Challenges in forecasting typhoons from the east
- Monday, 27th July 2015
Hong Kong is situated on the south China coast, with mainland China to its north and the South China Sea to the south. When tropical cyclones come from the sea and make landfall over the south China coast, they will usually continue to move inland, weaken progressively and dissipate. Some tropical cyclones approach Hong Kong from the east and travel close to the coast of southern China. If the direction of their westward movement changes even slightly (Figure 1), not only will there be a difference in how they make landfall, but there can also be substantial difference in their intensity variations. How can such a small change lead to a large difference?
For a tropical cyclone over the sea to the east of Hong Kong, if it adopts a westerly track with a slight northerly component, it will hit the eastern part of the south China coast sooner (Track 1 in Figure 1; Figure 2), and travel inland for some distance before moving to the north of Hong Kong. That means, the tropical cyclone will weaken over the land for some time before approaching Hong Kong. By that time, it will have weakened considerably and its threat to Hong Kong will be relatively low. Conversely, if its westward track bears a slight southerly component, the tropical cyclone can stay very close to the coast without making landfall, or re-enter the sea after hitting the land (Track 2 in Figure 1). Either way, it can maintain its intensity while edging closer to Hong Kong, posing a greater threat to Hong Kong as demonstrated by Typhoon Maggie that hit the territory in 1999 (Figure 3). Back then, the Observatory issued the Tropical Cyclone Warning Signal No. 9 and Maggie made landfall over the Sai Kung peninsula, bringing gale force winds and heavy rain to Hong Kong. Due to sheltering by terrain, the northerly winds brought by tropical cyclone from the east will usually be relatively weak at first, but strengthen abruptly as the tropical cyclone comes very close to Hong Kong. The case of Maggie clearly illustrated that northerlies in Hong Kong strengthened from strong winds to gales within less than 3 hours (Figure 4). It can readily be seen that for tropical cyclones from the east, even if there is a tiny change in their direction of westward movement, their impact on the weather of Hong Kong can be drastically different.

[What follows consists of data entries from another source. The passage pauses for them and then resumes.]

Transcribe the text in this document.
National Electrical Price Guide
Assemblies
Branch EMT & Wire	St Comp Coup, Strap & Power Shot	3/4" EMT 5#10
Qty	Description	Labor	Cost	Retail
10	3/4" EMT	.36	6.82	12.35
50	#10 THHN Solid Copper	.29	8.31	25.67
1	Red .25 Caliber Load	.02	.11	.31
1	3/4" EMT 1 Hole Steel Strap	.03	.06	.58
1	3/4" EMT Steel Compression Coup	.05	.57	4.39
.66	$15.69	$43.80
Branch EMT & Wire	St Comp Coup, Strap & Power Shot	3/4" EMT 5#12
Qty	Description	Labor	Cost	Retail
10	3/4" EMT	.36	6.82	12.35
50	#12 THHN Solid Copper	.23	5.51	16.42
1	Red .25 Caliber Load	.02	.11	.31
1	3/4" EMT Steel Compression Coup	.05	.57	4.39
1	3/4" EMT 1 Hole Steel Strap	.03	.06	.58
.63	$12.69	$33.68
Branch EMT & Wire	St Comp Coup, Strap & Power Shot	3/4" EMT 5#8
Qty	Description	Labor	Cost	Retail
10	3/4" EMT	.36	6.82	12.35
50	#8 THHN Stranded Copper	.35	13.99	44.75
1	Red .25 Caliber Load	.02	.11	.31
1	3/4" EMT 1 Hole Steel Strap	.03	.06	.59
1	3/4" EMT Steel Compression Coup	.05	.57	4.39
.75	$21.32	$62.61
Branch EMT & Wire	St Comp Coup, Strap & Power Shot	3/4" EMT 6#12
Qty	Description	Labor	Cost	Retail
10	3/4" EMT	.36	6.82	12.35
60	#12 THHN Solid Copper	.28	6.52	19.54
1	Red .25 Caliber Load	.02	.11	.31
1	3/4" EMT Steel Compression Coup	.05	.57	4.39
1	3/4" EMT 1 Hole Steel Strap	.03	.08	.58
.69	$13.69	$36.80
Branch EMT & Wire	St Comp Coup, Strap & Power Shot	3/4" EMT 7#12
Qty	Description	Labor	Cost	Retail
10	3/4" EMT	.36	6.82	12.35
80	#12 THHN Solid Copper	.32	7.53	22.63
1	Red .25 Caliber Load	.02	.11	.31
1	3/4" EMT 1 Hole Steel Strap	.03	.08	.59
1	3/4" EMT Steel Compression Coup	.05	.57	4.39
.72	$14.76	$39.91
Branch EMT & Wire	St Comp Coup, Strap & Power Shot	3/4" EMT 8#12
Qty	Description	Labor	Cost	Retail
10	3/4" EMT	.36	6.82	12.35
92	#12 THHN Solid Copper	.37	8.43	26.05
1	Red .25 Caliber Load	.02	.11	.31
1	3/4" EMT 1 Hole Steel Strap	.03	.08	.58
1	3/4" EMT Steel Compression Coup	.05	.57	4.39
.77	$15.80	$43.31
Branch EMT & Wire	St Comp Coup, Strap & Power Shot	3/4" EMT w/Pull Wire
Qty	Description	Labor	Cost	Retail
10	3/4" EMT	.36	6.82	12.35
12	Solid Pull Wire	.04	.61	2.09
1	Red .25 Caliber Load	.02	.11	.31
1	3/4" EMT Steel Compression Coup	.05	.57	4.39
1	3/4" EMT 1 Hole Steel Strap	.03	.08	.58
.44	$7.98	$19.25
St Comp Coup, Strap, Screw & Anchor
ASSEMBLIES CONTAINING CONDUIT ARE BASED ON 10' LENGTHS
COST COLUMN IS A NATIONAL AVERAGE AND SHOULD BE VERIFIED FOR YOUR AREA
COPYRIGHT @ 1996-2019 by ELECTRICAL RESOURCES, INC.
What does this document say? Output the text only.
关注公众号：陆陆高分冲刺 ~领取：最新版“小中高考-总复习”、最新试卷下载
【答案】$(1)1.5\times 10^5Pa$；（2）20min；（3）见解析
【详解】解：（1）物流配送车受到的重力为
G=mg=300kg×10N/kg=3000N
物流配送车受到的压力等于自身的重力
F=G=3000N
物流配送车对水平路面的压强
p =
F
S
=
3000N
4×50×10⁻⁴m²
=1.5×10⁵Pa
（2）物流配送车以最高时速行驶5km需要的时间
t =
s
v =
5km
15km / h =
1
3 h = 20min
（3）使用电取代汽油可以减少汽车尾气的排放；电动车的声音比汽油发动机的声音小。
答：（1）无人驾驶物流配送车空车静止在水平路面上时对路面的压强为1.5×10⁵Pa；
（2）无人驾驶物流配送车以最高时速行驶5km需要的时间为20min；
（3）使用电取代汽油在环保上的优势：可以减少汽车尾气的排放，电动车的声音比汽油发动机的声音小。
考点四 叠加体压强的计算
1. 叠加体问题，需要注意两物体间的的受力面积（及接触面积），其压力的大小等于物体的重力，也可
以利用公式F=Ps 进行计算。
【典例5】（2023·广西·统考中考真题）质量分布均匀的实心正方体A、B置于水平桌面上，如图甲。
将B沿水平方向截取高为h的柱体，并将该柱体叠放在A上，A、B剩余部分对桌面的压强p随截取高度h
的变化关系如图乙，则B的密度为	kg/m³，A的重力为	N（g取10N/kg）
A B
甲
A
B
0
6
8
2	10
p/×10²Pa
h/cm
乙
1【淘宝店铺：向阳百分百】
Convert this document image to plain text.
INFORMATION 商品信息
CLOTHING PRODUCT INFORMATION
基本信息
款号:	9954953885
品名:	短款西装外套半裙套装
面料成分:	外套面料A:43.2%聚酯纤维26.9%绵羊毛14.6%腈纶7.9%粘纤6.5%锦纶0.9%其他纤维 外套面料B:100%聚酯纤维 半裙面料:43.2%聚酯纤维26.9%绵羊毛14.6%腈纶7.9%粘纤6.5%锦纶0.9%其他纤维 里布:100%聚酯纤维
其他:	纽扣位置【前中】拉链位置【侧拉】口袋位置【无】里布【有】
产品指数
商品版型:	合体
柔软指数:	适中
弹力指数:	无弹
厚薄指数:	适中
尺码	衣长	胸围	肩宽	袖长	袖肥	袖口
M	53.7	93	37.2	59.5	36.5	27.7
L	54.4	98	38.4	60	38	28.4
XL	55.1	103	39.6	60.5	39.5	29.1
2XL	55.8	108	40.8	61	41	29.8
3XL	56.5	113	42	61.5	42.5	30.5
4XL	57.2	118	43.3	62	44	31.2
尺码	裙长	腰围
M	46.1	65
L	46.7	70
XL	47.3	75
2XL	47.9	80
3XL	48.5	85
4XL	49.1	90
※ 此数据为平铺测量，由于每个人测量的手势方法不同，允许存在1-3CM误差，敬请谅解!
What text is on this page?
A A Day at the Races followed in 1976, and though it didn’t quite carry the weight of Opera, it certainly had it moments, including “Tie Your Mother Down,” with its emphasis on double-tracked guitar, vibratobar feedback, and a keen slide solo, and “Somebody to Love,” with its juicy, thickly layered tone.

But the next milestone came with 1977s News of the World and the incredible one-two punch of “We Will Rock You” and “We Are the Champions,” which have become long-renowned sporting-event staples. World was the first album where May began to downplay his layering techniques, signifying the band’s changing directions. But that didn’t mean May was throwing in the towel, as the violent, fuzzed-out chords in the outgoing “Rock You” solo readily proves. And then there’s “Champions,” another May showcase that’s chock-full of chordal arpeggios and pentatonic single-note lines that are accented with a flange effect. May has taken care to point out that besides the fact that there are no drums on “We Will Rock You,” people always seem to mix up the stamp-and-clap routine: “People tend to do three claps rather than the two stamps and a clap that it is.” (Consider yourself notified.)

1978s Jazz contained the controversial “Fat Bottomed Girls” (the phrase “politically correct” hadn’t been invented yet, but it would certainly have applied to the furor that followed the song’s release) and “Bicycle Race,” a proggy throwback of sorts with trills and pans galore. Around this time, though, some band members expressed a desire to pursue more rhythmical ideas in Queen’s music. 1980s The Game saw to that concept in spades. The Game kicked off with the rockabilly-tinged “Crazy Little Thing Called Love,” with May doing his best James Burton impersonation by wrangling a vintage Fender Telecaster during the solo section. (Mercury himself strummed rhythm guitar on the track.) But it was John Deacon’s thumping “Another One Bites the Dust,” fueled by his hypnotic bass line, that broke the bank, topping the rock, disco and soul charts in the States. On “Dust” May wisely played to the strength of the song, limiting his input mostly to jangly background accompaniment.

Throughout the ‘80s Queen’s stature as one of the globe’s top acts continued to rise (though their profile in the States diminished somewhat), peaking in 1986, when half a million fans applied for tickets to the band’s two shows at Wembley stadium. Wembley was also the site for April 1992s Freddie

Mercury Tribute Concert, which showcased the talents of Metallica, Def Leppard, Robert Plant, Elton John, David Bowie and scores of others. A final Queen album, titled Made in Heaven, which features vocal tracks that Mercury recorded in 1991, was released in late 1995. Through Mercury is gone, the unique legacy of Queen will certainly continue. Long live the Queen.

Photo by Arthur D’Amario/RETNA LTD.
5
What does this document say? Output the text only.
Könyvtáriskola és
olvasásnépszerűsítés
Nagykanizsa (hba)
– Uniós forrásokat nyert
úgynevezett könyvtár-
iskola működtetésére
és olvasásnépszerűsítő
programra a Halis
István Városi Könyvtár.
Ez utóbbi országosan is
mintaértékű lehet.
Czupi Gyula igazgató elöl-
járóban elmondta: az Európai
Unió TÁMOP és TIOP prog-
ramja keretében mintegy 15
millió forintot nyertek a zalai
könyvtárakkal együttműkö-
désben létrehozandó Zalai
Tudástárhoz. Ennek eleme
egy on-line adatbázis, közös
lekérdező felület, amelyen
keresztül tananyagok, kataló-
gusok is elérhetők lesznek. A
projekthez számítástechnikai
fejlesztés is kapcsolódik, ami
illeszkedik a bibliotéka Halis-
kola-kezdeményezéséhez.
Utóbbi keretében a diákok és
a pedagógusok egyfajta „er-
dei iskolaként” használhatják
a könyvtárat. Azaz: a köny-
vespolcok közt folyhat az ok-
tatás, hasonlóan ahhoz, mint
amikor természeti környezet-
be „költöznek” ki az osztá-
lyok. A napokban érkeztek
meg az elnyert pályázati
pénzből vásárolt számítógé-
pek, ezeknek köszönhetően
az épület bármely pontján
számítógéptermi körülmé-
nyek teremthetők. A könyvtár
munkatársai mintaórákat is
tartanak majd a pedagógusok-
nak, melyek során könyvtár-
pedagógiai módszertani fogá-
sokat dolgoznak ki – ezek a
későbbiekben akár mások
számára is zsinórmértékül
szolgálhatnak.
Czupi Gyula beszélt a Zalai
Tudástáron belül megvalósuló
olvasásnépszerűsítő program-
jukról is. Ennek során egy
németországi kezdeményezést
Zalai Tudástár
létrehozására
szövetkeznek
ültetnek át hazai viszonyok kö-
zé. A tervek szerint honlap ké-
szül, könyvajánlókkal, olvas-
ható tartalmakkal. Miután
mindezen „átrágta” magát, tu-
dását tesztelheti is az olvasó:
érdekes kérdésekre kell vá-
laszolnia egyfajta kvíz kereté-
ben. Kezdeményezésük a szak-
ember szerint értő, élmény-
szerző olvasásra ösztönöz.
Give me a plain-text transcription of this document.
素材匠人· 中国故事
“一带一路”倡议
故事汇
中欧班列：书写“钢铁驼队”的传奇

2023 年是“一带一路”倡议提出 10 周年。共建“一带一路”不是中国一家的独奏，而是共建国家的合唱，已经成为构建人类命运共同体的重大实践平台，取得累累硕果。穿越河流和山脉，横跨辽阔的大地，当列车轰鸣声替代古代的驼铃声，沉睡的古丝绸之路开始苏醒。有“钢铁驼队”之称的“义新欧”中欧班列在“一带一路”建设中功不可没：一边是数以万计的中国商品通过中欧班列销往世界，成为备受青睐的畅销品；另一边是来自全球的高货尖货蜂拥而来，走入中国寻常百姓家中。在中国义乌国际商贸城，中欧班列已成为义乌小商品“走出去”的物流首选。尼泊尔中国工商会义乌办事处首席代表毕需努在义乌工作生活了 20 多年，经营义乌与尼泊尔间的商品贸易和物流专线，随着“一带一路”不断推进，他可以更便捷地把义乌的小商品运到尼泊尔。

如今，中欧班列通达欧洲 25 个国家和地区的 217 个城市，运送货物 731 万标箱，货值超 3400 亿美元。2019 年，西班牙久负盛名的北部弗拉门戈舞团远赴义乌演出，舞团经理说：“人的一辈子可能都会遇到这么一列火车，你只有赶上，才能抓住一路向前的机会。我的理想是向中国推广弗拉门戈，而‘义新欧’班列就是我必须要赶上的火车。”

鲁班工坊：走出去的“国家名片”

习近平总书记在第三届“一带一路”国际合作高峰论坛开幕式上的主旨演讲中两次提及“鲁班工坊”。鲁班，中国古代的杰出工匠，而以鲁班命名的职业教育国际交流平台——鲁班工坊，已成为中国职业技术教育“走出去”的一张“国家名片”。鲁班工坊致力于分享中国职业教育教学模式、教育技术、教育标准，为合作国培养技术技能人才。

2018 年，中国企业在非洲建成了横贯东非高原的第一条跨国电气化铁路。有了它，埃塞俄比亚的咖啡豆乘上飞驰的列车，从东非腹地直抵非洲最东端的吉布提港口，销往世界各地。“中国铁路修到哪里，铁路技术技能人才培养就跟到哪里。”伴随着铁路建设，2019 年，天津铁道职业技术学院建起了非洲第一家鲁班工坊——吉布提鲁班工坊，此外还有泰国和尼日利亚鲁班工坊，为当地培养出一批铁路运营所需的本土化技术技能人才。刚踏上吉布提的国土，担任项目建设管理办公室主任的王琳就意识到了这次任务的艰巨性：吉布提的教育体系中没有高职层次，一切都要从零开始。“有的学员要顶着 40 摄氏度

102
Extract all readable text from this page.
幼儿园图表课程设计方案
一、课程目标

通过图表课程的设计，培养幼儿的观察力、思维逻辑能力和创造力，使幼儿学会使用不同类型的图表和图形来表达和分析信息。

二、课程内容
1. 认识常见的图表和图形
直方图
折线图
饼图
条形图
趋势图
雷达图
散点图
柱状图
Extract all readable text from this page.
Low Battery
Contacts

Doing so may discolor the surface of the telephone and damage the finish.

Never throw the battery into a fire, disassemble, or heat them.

Figure 1 A small change in the direction of westward movement of tropical cyclone can lead to a change in
how it makes landfall and a substantial difference in its intensity variations.
Figure 2 In September 2001, Tropical Cyclone Nari made landfall at Shantou and then weakened gradually.
It became a tropical depression before it was closest to Hong Kong.
Figure 3 Maggie moved westwards along the south China coast and maintained the intensity as a typhoon
prior to its landfall at Hong Kong.
Figure 4 Local winds strengthened from strong winds to gales within less than 3 hours
when Maggie came very close to Hong Kong.
Linfa that affected Hong Kong in early July 2015 is also an example of tropical cyclones coming from the east. In the morning of 9 July, Linfa was centred over the sea at more than 200 km to the east of Hong Kong. Being a typhoon with intact structure, it headed towards Hong Kong on a westward track. The fixed-wing aircraft jointly sent by the Observatory and the Government Flying Service recorded hurricane force winds in the vicinity of Linfa's eye, and gales of Linfa also extended out to about 100 km from its centre. As Linfa was forecast to traverse along the coast instead of moving inland, its intensity was anticipated to sustain. Local winds might also pick up quickly within a short period of time when Linfa moved further close to Hong Kong. It turned out that while Linfa skirted at just about 50 km to the north of the Observatory (Figure 5), it rapidly weakened and its gales did not affect Hong Kong generally. This formed a stark contrast to what happened with Tropical Cyclone Utor in 2001 (Figure 6). Although Utor weakened into a severe tropical storm following its landfall near Shanwei and skirted to the north of the Observatory at around 80 km inland, it was still able to bring gale force winds and heavy rain to Hong Kong for a prolonged period.
Figure 5 Linfa rapidly weakened before arrival and skirted at just about 50 km to the north of the Observatory.
Figure 6 Utor moved over the inland areas at about 80 km to the north of the Observatory and brought
gale force winds and heavy rain to Hong Kong.
Although the weather conditions and scientific factors in the above cases are different, all of them demonstrate that a small change can lead to a large difference. Therefore, forecasting typhoons from the east is full of challenges and their threat to Hong Kong should not be taken lightly. These cases deserve more research studies and they also serve as prime examples for considering the issuance of tropical cyclone warnings in the future.